There has been raised criticism against several fundamental shortcomings in the network system. The most fundamental is the lack of indoor coverage. This has in part been reversed by increasing the signal strength in urban areas and installing repeaters at for instance medical clinics, Oslo Courthouse and Oslo Airport, Gardermoen. Other shortcomings are that the location of base stations are publicly known, allowing for easy sabotage and increased investment costs because of the choice of the proprietary TEDS instead of the open ETSI system.

==Terminals==
The system has two types of receivers: radio terminals, which can either be hand-held or mounted in vehicles, and desktop equipment for control centers.
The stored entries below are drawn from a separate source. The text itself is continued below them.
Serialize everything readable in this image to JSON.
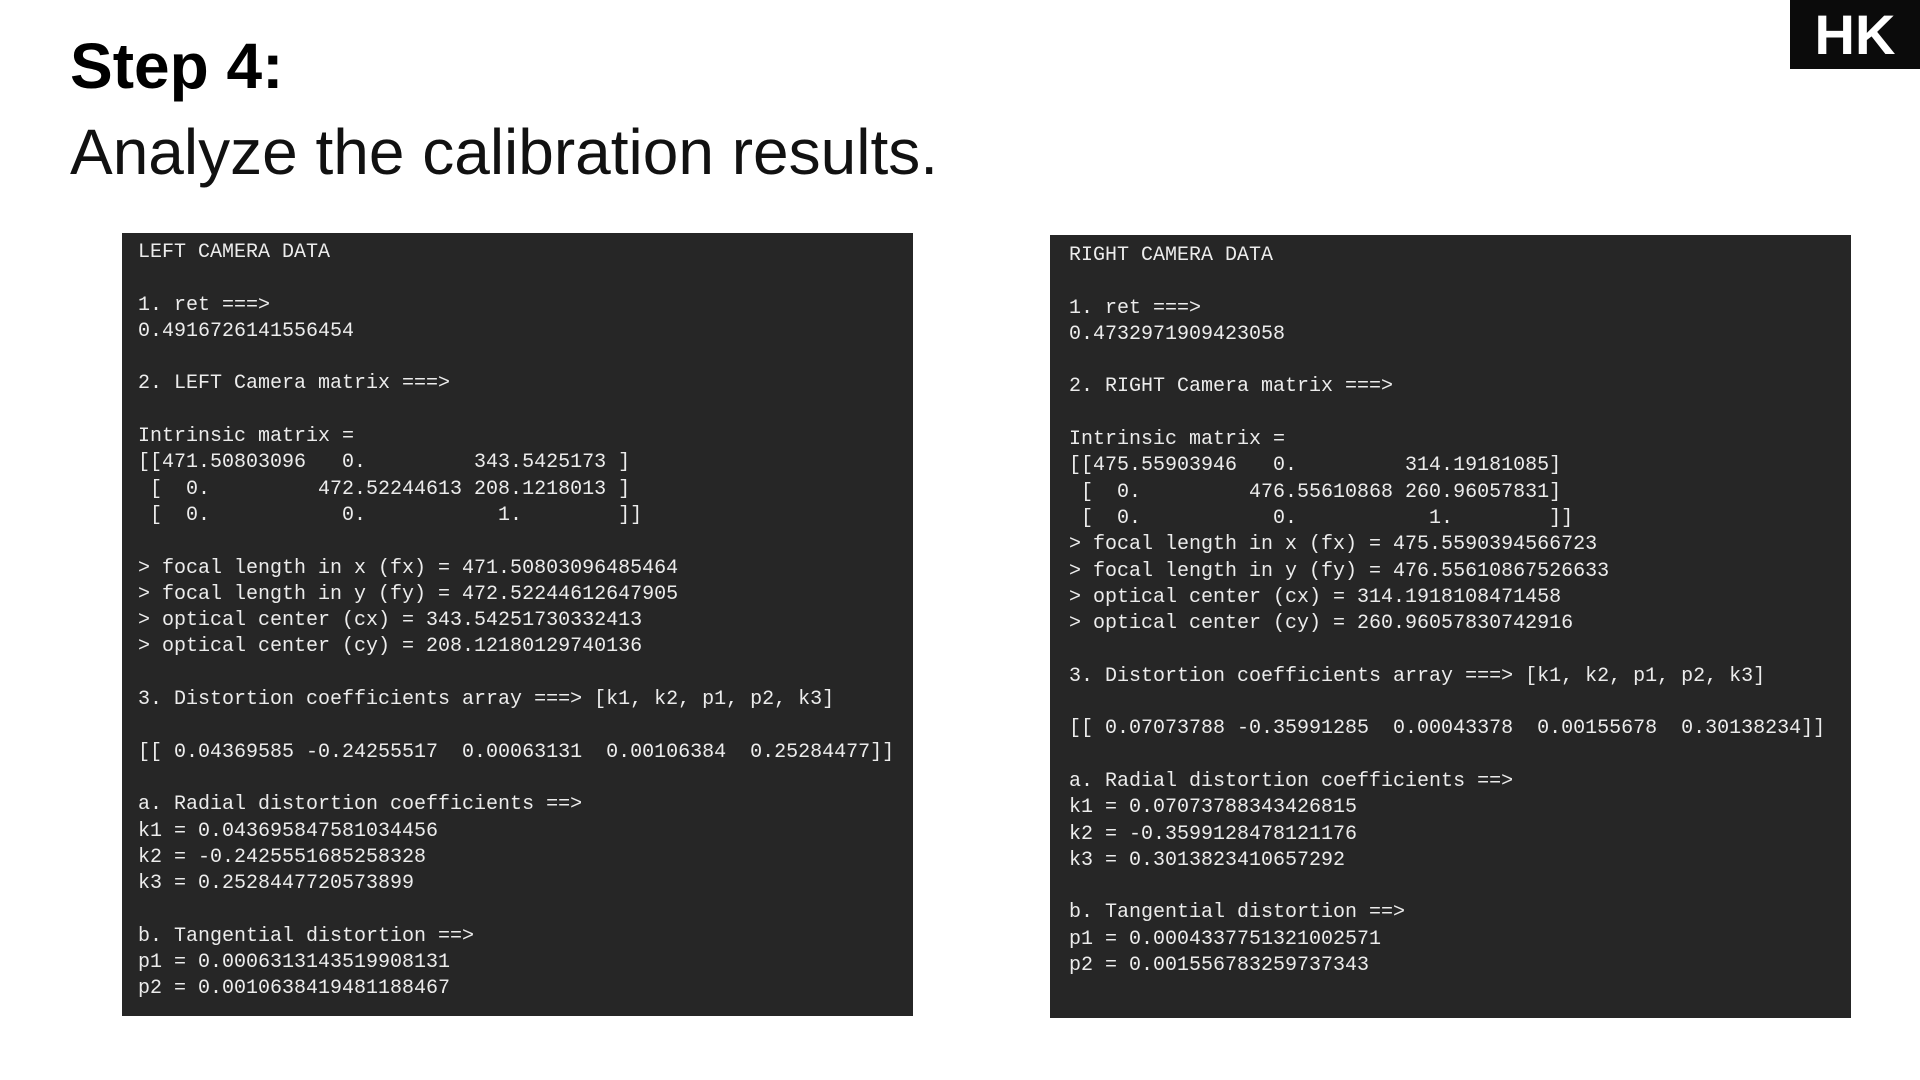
{
  "slide": {
    "title": "Step 4:",
    "subtitle": "Analyze the calibration results."
  },
  "logo": {
    "text": "HK"
  },
  "left_panel": {
    "lines": [
      "LEFT CAMERA DATA",
      "",
      "1. ret ===>",
      "0.4916726141556454",
      "",
      "2. LEFT Camera matrix ===>",
      "",
      "Intrinsic matrix =",
      "[[471.50803096   0.         343.5425173 ]",
      " [  0.         472.52244613 208.1218013 ]",
      " [  0.           0.           1.        ]]",
      "",
      "> focal length in x (fx) = 471.50803096485464",
      "> focal length in y (fy) = 472.52244612647905",
      "> optical center (cx) = 343.54251730332413",
      "> optical center (cy) = 208.12180129740136",
      "",
      "3. Distortion coefficients array ===> [k1, k2, p1, p2, k3]",
      "",
      "[[ 0.04369585 -0.24255517  0.00063131  0.00106384  0.25284477]]",
      "",
      "a. Radial distortion coefficients ==>",
      "k1 = 0.043695847581034456",
      "k2 = -0.2425551685258328",
      "k3 = 0.2528447720573899",
      "",
      "b. Tangential distortion ==>",
      "p1 = 0.0006313143519908131",
      "p2 = 0.0010638419481188467"
    ]
  },
  "right_panel": {
    "lines": [
      "RIGHT CAMERA DATA",
      "",
      "1. ret ===>",
      "0.4732971909423058",
      "",
      "2. RIGHT Camera matrix ===>",
      "",
      "Intrinsic matrix =",
      "[[475.55903946   0.         314.19181085]",
      " [  0.         476.55610868 260.96057831]",
      " [  0.           0.           1.        ]]",
      "> focal length in x (fx) = 475.5590394566723",
      "> focal length in y (fy) = 476.55610867526633",
      "> optical center (cx) = 314.1918108471458",
      "> optical center (cy) = 260.96057830742916",
      "",
      "3. Distortion coefficients array ===> [k1, k2, p1, p2, k3]",
      "",
      "[[ 0.07073788 -0.35991285  0.00043378  0.00155678  0.30138234]]",
      "",
      "a. Radial distortion coefficients ==>",
      "k1 = 0.07073788343426815",
      "k2 = -0.3599128478121176",
      "k3 = 0.3013823410657292",
      "",
      "b. Tangential distortion ==>",
      "p1 = 0.0004337751321002571",
      "p2 = 0.001556783259737343"
    ]
  }
}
The system will include 40,000 radios throughout the country. Compared to the analog network, the digital radio equipment will be smaller and have options for additional equipment such as hands free, and allow special radios for motorcycles, snowmobiles, boats, undercover activities and smoke diving. Communication can either be performed as one-to-one conversations, group calls for predefined or ad-hoc groups, with radios able to be part of several groups, or as walkie talkies in areas without network coverage. The digital transmission reduced background noise and allows monitoring terminal identity to prohibit unauthorized use. All radios are equipped with an emergency button that will give priority in the network.

Control room terminals will have new functionality including identification of all users and radio terminal positioning, radio and telephone inquiries made on the same equipment, use of either loudspeakers or head sets, and allowing operators to listen to each other's conversations. Operators have access to telephone books and speed dials, touch screen operations of voice and data traffic, monitoring of other talk groups, simultaneous calls to several talk groups and access to voice logs.